Phase 2 (real-time inference):  once the probes have been selected and sent, fault diagnosis is performed by analyzing the probe outcomes. In real-life scenarios this must be done in an environment of noise and uncertainty. For example, a probe 
can  fail even though all the nodes it goes through are OK (e.g., due to packet loss). Conversely, there is a chance that a 
probe succeeds even if a node on its path has failed (e.g., dynamic routing may result in the probe following a different path). Thus the task is to determine the  most likely configuration of the states of the network elements.  We use the graphical framework of Bayesian networks, where probe results correspond to observed nodes (evidence), while the problems to be diagnosed are represented by hidden nodes;  in order to represent temporal dependencies, we plan to extend the model to a k-order Dynamic Bayesian Network. Since exact diagnosis in very large networks is intractable, we investigate approximation techniques which  provide user-controllable  accuracy-efficiency trade-offs [8]. Our empirical studies show that these approximations ''degrade gracefully'' with noise and often yield a nearly-optimal solution when noise is low enough; our initial theoretical analysis explains some aspects of such behavior [5]. 

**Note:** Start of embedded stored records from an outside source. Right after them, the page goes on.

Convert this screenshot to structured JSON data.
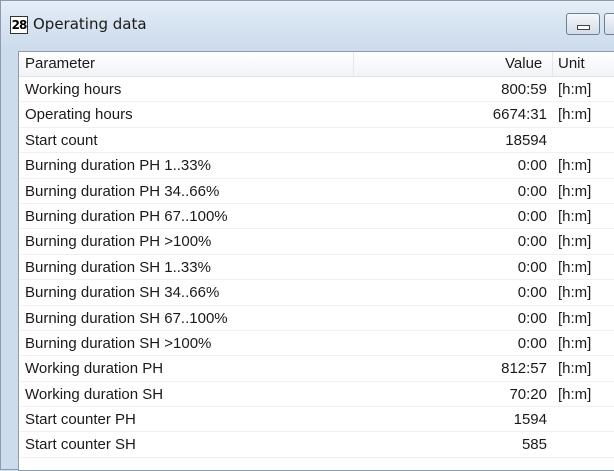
{
  "window": {
    "title": "Operating data",
    "icon_label": "28"
  },
  "table": {
    "headers": {
      "parameter": "Parameter",
      "value": "Value",
      "unit": "Unit"
    },
    "rows": [
      {
        "parameter": "Working hours",
        "value": "800:59",
        "unit": "[h:m]"
      },
      {
        "parameter": "Operating hours",
        "value": "6674:31",
        "unit": "[h:m]"
      },
      {
        "parameter": "Start count",
        "value": "18594",
        "unit": ""
      },
      {
        "parameter": "Burning duration PH 1..33%",
        "value": "0:00",
        "unit": "[h:m]"
      },
      {
        "parameter": "Burning duration PH 34..66%",
        "value": "0:00",
        "unit": "[h:m]"
      },
      {
        "parameter": "Burning duration PH 67..100%",
        "value": "0:00",
        "unit": "[h:m]"
      },
      {
        "parameter": "Burning duration PH >100%",
        "value": "0:00",
        "unit": "[h:m]"
      },
      {
        "parameter": "Burning duration SH 1..33%",
        "value": "0:00",
        "unit": "[h:m]"
      },
      {
        "parameter": "Burning duration SH 34..66%",
        "value": "0:00",
        "unit": "[h:m]"
      },
      {
        "parameter": "Burning duration SH 67..100%",
        "value": "0:00",
        "unit": "[h:m]"
      },
      {
        "parameter": "Burning duration SH >100%",
        "value": "0:00",
        "unit": "[h:m]"
      },
      {
        "parameter": "Working duration PH",
        "value": "812:57",
        "unit": "[h:m]"
      },
      {
        "parameter": "Working duration SH",
        "value": "70:20",
        "unit": "[h:m]"
      },
      {
        "parameter": "Start counter PH",
        "value": "1594",
        "unit": ""
      },
      {
        "parameter": "Start counter SH",
        "value": "585",
        "unit": ""
      }
    ]
  },
  "colors": {
    "title_bg": "#d6e3f1",
    "panel_bg": "#ffffff",
    "border": "#8f9bab"
  }
}
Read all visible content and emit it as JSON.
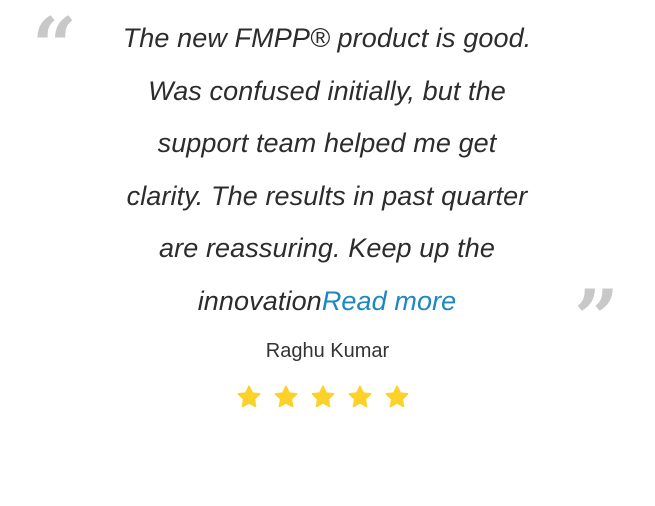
{
  "testimonial": {
    "quote_lines": [
      "The new FMPP® product is good.",
      "Was confused initially, but the",
      "support team helped me get",
      "clarity. The results in past quarter",
      "are reassuring. Keep up the",
      "innovation"
    ],
    "read_more_label": "Read more",
    "author": "Raghu Kumar",
    "rating": 5,
    "rating_max": 5
  },
  "colors": {
    "quote_text": "#2c2c2c",
    "read_more": "#1c87c0",
    "quote_marks": "#c8c8c8",
    "star": "#fcd12a"
  },
  "icons": {
    "open_quote": "open-quote-icon",
    "close_quote": "close-quote-icon",
    "star": "star-icon"
  }
}
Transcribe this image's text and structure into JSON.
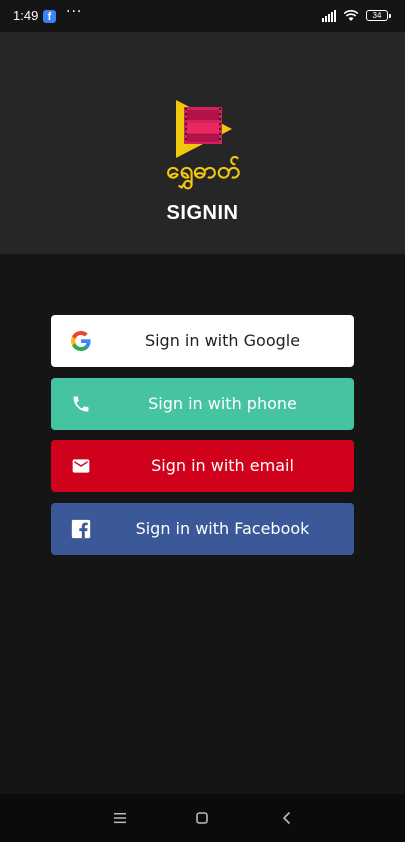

Finally, we consider the issue of learning (or updating) a Bayesian network given data in order to make models adaptive to intermittent failures, dynamic routing, and other non-stationarities in the network state and behavior. A part of our  work addresses a generic problem of choosing appropriate model-selection criteria that allow learning models that not only fit data well, but also have other important properties such as computational simplicity of inference (since in general, inference in BNs is NP-hard) [9], and sensitivity of probabilistic query to errors in parameter estimates [10]. Our most current focus of our work is on: 

  • active diagnosis - i.e. adjusting the probe set dynamically to improve diagnosis;
  • extending  local approximation techniques to incremental, real-time scenarios;
  • handling intermittent failures, dynamic routing, and other non-stationarities in the network state and behavior using on-line learning;
  • active learning using flexibility in probe selecion.
In summary,  our research can provide value to customers in at least the following two aspects. First, it provides solutions needed in the planning phase of probe deployment, such as determining the appropriate trade-offs for probe placement and deployment, as well as  means for better estimating SLA compliance based on probe information. Second,  it provides a means for diagnosing problems in the network. Compared with existing approaches (e.g. SMARTS[11]), we consider the uncertainties resulting from network traffic variation, missing information, and asynchronous probe measurements. We also incorporate prior knowledge so as to detect problems with high accuracy and confidence.